If the Gaddafi regime represents the starting point, ceteris paribus I'd take a gamble on regime change. The new regime could either be a whole lot better, or not much worse.

Edited on June 15, 2011 at 6:40am
David Williamson
Joined
Mar '11
David Williamson
Courtney: I disagree, I think the fact of the war is the problem. 

I agree - the UK is running out of airplanes, trying to defeat a tinpot dictator. Congress should defund the kinetic military action, even though Mr Obama is leading from behind.

Peter Robinson

"[O]nly when the U.S. and its allies decide to oust Gaddafi will the war come to a swift end."

A swift end, John?  What makes you so sure?  The war has a pronounced tribal component.  How do you know the removal of Gaddafi will end tribal struggles?  I don't know very much about Libya, I confess, but does anyone?  People as informed and intelligent as Donald Rumsfeld and Dick Cheney supposed we could achieve stability in Iraq in months rather than years, and just look what happened.  How do you know Libya would prove different?

Nick Stuart
Joined
May '10
Nick Stuart

Is it too much to ask for a coherent explanation of why we're in Libya to begin with?

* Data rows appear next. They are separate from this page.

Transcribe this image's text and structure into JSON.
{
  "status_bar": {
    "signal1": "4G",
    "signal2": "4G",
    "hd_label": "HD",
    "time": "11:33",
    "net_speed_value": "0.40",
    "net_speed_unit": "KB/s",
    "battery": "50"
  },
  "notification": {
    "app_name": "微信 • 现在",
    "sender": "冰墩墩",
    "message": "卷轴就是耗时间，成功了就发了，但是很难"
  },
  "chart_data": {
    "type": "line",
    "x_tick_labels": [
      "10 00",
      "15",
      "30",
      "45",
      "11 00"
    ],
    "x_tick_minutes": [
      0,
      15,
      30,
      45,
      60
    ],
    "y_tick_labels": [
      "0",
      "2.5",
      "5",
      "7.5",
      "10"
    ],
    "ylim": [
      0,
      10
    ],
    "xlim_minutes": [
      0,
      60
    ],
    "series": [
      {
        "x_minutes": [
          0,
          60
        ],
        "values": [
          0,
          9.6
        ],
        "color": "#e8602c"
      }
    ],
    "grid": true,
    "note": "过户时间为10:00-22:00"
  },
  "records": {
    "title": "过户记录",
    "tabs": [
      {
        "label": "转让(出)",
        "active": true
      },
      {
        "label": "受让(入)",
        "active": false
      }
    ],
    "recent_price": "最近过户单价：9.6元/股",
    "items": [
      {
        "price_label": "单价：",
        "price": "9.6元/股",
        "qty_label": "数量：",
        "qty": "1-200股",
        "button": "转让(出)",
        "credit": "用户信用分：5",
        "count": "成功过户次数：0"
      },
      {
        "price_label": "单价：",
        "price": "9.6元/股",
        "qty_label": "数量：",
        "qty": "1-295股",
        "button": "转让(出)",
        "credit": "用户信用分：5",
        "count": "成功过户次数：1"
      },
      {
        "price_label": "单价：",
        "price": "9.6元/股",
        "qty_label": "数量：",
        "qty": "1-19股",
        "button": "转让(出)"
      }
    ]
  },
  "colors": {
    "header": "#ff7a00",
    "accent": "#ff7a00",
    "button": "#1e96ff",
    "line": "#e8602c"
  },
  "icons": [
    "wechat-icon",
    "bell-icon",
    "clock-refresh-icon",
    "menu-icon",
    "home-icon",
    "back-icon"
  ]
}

Because Ghadaffi is nasty? So are the leaders of Syria, Iran, and a long list of countries?

Who are these "rebels" we're providing air cover for?

Whoever/whatever follows Ghadaffi couldn't be worse? How about an Islamist state allied with Iran and Yement?

What do we stand to gain?

Finally, have we lost sight of the fact we're in two wars already? That as Mark Steyn puts it "we're the brokest country in history?"